For a simple example, imagine an application that renders polygons with the D3DTADDRESS_WRAP texture addressing mode. Using the mapping employed by Direct3D, the u texture index maps as follows for a texture with a width of 4 texels:

Notice that the texture coordinates—0.0 and 1.0—for this illustration are exactly at the boundary between texels. Using the method by which Direct3D maps values, the texture coordinates range from [–0.5, 4 0.5], where 4 is the width of the texture. For this case, the sampled texel will be the 0th texel for a texture index of 1.0. However, if the texture coordinate was only slightly less than 1.0, the sampled texel would be the nth texel instead of the 0th texel.

The implication of this is that magnifying a small texture using texture coordinates of exactly 0.0 and 1.0 with nearest-point filtering on a screen-space aligned triangle will result in pixels for which the texture map is sampled at the boundary between texels. Any inaccuracies in the computation of texture coordinates, however small, will result in artifacts along the areas in the rendered image which correspond to the texel edges of the texture map.

Performing this mapping of floating point texture coordinates to integer texels with perfect accuracy is difficult, computationally expensive, and generally not necessary. Most hardware implementations use an iterative approach for computing texture coordinates at each pixel location within a triangle. Iterative approaches tend to hide these inaccuracies somewhat because the errors are accumulated evenly during iteration.
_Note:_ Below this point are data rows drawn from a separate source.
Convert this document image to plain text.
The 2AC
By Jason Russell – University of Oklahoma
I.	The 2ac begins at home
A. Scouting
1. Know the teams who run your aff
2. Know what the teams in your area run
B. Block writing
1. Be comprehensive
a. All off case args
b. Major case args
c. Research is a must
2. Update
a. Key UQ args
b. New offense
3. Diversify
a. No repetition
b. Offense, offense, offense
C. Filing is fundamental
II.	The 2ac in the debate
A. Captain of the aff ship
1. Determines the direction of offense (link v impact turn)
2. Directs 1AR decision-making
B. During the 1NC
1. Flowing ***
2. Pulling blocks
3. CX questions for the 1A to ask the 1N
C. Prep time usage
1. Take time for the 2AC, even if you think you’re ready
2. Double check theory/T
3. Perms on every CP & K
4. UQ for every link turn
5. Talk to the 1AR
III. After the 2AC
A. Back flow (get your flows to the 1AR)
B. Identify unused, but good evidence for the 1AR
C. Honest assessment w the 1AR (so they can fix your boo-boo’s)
The Direct3D reference rasterizer uses a direct-evaluation approach for computing texture indices at each pixel location. Direct evaluation differs from the iterative approach in that any inaccuracy in the operation exhibits a more random error distribution. The result of this is that the sampling errors occurring at the boundaries can be more noticeable since the reference rasterizer does not perform this operation with perfect accuracy (which is, again, difficult and very expensive with floating point texture coordinates).

The best approach is to use nearest-point filtering only when necessary. When you must use it, it is recommended that you offset texture coordinates slightly from the boundary positions to avoid artifacts.